Capital market operators and other stakeholders in the financial industry have said that only appropriate macroeconomic policies can drive the economy and impact the capital market positively.
They rated the country’s democratic regime as one that has failed to create a competitive edge for the domestic investment market, adding that the economic prospect is bright with growing gross domestic product.
Vice President of Highcap Securities Limited, David Adonri, said Nigeria has suffered three severe recessions within the past 22 years, noting that the economy is largely import-dependent.
Adonri said the parlous state of Nigeria’s infrastructure reflects inappropriate macroeconomic policies.
He noted that the economy is impacted negatively by social factors such as inequitable political organisations, dysfunctional institutions, insecurity and poor leadership. He said the market has found it difficult to contribute meaningfully to economic development since 2008.
Assessing Nigeria’s unbroken democracy since 1999, the stakeholders argued that the era delivered less than expected in terms of stimulating growth. They said the application of democratic practice has been below par.
According to them, economic gloom leads to a flight of financial assets to safety. The said that in the past 22 years, the yields on debt instruments have persistently surpassed that of equities, indicating that the Nigerian economy has suffered more distress.
A recent attempt to forcefully close the yield gap between equities and debt pushed inflation into a galloping mode.
“The capital market is a financing mechanism in aid of production of goods and services. It responds to fiscal policies which affect production. Multiple taxes levied on the production economy and the capital market has been a disincentive to capital formation in the economy,” they said.
A professor of capital market at the Nasarawa State University, Uche Uwaleke, affirmed that Nigeria has made remarkable progress in capital market development in the last 22 years, citing the recent demutualisation of the exchange and the creation of asset classes in addition to equities and bonds.
He said market infrastructure has been modernised and strengthened with the platforms for over-the-counter trading namely, the NASD and FMDQ now functional, including three commodity exchanges, the Nigeria Commodity Exchang, the Lagos Commodity and Future Exchange as the latest entrant.
However, he pointed out that the journey to making the Nigerian capital market “one of the largest, most liquid, most diversified and most sophisticated emerging markets by 2025” as envisaged in the 10-year Capital Market Master Plan seems remote despite the giant strides.
This is because he said, the market is still relatively shallow and concentrated and yet to be suitably enabled to support Nigeria’s economic priorities.
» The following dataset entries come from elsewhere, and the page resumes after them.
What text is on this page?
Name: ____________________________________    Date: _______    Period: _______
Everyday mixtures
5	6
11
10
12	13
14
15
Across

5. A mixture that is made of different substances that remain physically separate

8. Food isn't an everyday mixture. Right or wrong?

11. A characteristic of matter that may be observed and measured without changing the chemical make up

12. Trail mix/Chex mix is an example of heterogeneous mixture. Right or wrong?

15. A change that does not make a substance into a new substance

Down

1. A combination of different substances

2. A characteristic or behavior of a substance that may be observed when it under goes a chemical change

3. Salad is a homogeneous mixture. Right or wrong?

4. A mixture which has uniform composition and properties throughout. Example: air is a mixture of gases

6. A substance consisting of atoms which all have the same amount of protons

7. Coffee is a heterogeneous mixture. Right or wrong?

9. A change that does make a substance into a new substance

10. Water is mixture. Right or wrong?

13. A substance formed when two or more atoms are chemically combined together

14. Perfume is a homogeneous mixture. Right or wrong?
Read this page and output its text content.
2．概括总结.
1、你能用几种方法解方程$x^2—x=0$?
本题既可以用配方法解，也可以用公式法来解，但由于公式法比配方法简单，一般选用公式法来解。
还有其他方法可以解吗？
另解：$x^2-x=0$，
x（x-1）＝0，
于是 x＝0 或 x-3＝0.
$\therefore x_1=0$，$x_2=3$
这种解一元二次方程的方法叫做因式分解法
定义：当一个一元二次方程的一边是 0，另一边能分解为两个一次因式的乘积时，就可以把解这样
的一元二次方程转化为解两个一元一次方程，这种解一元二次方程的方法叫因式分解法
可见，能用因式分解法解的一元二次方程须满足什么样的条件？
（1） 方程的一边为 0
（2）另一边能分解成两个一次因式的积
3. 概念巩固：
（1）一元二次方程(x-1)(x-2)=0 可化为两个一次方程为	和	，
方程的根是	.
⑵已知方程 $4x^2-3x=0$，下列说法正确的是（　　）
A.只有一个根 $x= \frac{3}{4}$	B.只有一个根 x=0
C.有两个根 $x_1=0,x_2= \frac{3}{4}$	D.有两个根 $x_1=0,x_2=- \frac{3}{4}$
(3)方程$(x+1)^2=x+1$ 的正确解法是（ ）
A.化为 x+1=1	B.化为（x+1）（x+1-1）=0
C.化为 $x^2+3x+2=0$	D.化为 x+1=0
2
According to him, the flagship securities exchange, the Nigerian Stock Exchange, is small compared to major international exchanges, considering its capitalization which is about N20 trillion.
He rated the figure low when compared to the Johannesburg Stock Exchange with equities capitalization of over $1 trillion representing over 280 per cent of South Africa’s GDP and over 380 listed companies.
Uwaleke argued that the current size of the capital market with less than 20 per cent of the country’s GDP constrains its role in national economic development.
“Market liquidity as measured by trading volume and turnover is comparatively low and the issuer base is not well-diversified. In other words, industry composition in the stock market is concentrated in a few sectors namely consumer goods (especially Nestle and Nigerian Breweries) and industrial goods (driven by Dangote Cement) and, of recent, telecoms,” he said.
According to him, the International Oil Companies are not listed on the stock exchange while market performance remains tied to the apron-string of foreign investors who often dictate the pace of market activity thereby exposing the market to external shocks.
Going forward, Uwaleke said the government can facilitate growth and development of the market by reducing transaction costs through the removal of VAT and Stamp Duties on capital market transactions which were reinstated some months ago.
He also suggested that the government should grant tax incentives to companies in priority sectors willing to list on the stock exchange as well as rewarding already listed firms through government patronage and preferential business access to encourage listing on the exchange.